Provar e expiar: eis as questões
O capítulo 3 de O Evangelho Segundo o
Espiritismo, terceira obra organizada por
Allan Kardec, fala sobre as diferentes
categorias de mundos habitados. Uma revelação e
tanto para os que não acreditavam em vida em
outros planetas. E isso no século 19! Imaginemos
a polêmica.
Para incrementar ainda mais a questão, Kardec
fundamenta seus argumentos numa passagem do Novo
Testamento. Mais precisamente, no Evangelho de
João, cap. 13, versículos 1 a 3. Nesse trecho,
Jesus Cristo afirma: “Há muitas moradas na casa
de meu Pai”. Aprofundando o assunto, a obra
esclarece que existem cinco categorias de mundos
habitados: primitivos, de provas e expiações,
regeneradores, felizes e perfeitos.
Os mundos primitivos pertencem a uma etapa que
já superamos. Vide a era em que o planeta foi
habitado por dinossauros e pelos chamados homens
das cavernas. Não me deterei nos mundos felizes
e nos mundos perfeitos por um simples motivo:
ainda não chegamos lá. Por isso, nem eu nem
ninguém tem como falar a respeito. Seria o mesmo
que pedir para um aluno do ensino fundamental
discorrer sobre o currículo do doutorado.
Os mundos regeneradores são a próxima etapa na
qual a humanidade entrará. Sobre eles, O
Evangelho Segundo o Espiritismo dá muitas
pistas. Por exemplo, quando diz que servem de
transição entre os mundos de provas e expiação e
as duas etapas seguintes, que englobam os
planetas de vibração bem superior. Nessas
paragens regeneradoras, embora ainda sujeitos às
leis da matéria, teremos o ensejo de nos
refazermos das lutas acerbas impostas pelo
estágio em que nos encontramos e, de forma um
pouco mais tranquila, sem grandes sobressaltos,
depurarmo-nos, a fim de nos prepararmos para
voos maiores.
Falemos, no entanto, sobre os mundos de provas e
expiações, que são o tema deste artigo. Trata-se
de um estágio que conhecemos muito bem, já que
estamos imersos nele. Sim, a Terra é um mundo de
provas e expiações; um local no qual, apesar de
já termos caminhado bastante, ainda temos um
longo percurso de aprendizado, a fim de nos
despojarmos de orgulho, egoísmo, ganância,
belicosidade, inveja, despotismo, tirania,
vaidade, ignorância, violência, entre outros
itens que nos fazem ficar batendo cabeça uns nos
outros e tumultuando a vida social, política,
ambiental etc. Estamos, portanto, num planeta
onde o mal ainda predomina, e por nossa causa!

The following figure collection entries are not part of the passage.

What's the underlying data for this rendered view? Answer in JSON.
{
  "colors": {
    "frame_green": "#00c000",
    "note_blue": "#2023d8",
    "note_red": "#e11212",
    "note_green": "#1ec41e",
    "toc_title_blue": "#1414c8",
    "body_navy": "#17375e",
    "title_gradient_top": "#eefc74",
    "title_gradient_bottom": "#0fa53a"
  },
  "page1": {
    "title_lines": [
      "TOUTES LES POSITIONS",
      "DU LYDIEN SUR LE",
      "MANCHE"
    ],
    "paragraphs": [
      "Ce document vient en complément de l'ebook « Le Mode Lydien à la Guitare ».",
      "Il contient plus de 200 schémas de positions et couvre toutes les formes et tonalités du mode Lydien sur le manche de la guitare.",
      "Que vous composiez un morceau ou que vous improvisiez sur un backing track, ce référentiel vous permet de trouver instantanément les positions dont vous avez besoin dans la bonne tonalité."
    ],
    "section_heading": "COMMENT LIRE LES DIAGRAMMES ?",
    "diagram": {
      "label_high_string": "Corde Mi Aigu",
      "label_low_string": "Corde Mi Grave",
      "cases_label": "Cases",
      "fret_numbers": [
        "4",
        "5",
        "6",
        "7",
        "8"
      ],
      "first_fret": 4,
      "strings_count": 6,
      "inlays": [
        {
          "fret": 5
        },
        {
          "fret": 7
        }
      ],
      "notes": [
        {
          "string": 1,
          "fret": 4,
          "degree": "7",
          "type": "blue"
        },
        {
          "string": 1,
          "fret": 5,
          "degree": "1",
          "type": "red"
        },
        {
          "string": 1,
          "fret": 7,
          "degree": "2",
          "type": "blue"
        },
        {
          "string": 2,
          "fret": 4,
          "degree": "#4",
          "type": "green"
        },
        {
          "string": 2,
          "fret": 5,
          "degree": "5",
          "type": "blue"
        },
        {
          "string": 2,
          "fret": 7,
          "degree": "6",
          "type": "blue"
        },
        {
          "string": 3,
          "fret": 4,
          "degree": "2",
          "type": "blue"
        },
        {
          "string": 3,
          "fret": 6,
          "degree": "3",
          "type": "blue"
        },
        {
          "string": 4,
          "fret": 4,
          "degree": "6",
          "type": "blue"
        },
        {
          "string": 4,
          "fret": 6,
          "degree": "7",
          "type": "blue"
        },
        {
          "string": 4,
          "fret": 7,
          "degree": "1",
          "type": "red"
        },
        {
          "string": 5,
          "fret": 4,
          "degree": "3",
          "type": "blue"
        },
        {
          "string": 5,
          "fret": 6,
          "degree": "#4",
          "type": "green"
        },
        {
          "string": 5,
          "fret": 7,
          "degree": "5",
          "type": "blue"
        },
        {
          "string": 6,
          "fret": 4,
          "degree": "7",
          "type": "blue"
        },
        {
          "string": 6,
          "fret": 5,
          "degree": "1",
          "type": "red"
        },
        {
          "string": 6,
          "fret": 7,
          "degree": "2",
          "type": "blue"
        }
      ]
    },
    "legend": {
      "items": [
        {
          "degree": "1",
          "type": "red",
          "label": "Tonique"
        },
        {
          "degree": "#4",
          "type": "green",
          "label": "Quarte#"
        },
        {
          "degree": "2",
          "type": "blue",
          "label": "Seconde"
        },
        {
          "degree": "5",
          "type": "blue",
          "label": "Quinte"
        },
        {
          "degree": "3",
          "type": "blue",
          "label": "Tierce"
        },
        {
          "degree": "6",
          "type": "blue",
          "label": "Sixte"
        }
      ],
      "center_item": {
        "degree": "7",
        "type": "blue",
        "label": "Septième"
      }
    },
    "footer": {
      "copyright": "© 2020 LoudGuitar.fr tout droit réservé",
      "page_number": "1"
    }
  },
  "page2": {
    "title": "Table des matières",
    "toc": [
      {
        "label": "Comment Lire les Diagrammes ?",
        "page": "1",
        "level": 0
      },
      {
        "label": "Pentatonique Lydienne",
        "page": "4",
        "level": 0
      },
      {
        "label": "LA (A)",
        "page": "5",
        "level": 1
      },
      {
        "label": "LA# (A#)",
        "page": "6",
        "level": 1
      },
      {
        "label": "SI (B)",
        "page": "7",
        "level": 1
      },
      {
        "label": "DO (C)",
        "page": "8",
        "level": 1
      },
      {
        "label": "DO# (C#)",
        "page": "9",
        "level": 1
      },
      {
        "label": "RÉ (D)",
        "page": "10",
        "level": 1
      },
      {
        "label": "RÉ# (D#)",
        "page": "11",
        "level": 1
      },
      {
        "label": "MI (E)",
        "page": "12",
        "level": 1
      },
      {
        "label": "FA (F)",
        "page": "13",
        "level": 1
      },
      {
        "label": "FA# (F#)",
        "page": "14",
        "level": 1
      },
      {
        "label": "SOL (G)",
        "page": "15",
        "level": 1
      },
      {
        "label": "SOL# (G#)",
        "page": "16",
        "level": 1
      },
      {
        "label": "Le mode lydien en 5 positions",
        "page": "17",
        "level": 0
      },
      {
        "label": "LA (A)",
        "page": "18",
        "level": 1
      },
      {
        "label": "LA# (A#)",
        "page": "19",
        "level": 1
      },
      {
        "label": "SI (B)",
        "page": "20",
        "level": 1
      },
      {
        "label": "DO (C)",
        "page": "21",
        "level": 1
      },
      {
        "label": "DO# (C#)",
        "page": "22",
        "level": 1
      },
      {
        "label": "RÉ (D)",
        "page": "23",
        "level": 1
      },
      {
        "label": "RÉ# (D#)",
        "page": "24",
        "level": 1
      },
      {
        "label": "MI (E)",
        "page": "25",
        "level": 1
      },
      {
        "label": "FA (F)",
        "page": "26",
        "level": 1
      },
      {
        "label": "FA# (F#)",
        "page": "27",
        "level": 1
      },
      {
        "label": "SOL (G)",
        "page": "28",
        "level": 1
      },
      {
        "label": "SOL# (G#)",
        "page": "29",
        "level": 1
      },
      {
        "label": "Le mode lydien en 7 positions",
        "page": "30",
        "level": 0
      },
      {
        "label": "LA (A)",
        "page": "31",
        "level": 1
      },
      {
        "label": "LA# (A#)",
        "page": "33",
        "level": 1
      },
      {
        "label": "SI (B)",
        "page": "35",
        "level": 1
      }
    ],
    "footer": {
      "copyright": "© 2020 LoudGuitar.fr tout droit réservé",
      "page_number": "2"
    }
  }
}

No entanto, será também por nossa causa que este
mundo se transformará, cedo ou tarde, numa terra
regenerada, na qual o que plantarmos resultará
em colheitas fartas de boas novas individuais e
coletivas.
Os dicionários explicam que a palavra expiação é
o ato ou efeito de expiar, isto é, purificar-se
das culpas, seja por meio de um sacrifício, do
cumprimento de uma pena ou enfrentando
determinados percalços a fim de nos redimirmos
de erros cometidos. Analisando tais definições à
luz dos pressupostos espíritas, se, por exemplo,
nos deparamos com parentes difíceis, conflitos
existenciais, enfermidades renitentes,
frustrações afetivas ou profissionais etc.,
podemos estar sofrendo as consequências de
delitos cometidos em vidas passadas, acertando
as contas com quem prejudicamos e ficando quites
com nós mesmos também. Já o escritor e
psiquiatra espírita Alírio de Cerqueira Filho,
no livro Parábolas Terapêuticas, volume
2, chega à seguinte conclusão ao analisar a
etimologia da palavra expiação: o “ex” seria de
algo externo e o “pia” viria de piedade (pia é
sinônimo de bondosa). Dessa forma, expiar seria
passarmos por variadas dificuldades a fim de que
nossa pureza (ou seja, as virtudes, que estão
encobertas por uma grossa camada de
imperfeições) possa vir à tona.
Já a prova, palavra utilizada tão
corriqueiramente por nós, diz respeito às
situações a que somos constantemente submetidos
a fim de sermos testados. Pode aparecer na forma
de um processo seletivo para conseguirmos aquele
tão almejado trabalho, na hora em que somos
chamados para conversar com a direção da escola
porque nosso filho aprontou, na paciência que um
longo tratamento médico exigirá de nós, ante a
morte de uma pessoa querida ou até mesmo no
momento de lidar com um processo expiatório.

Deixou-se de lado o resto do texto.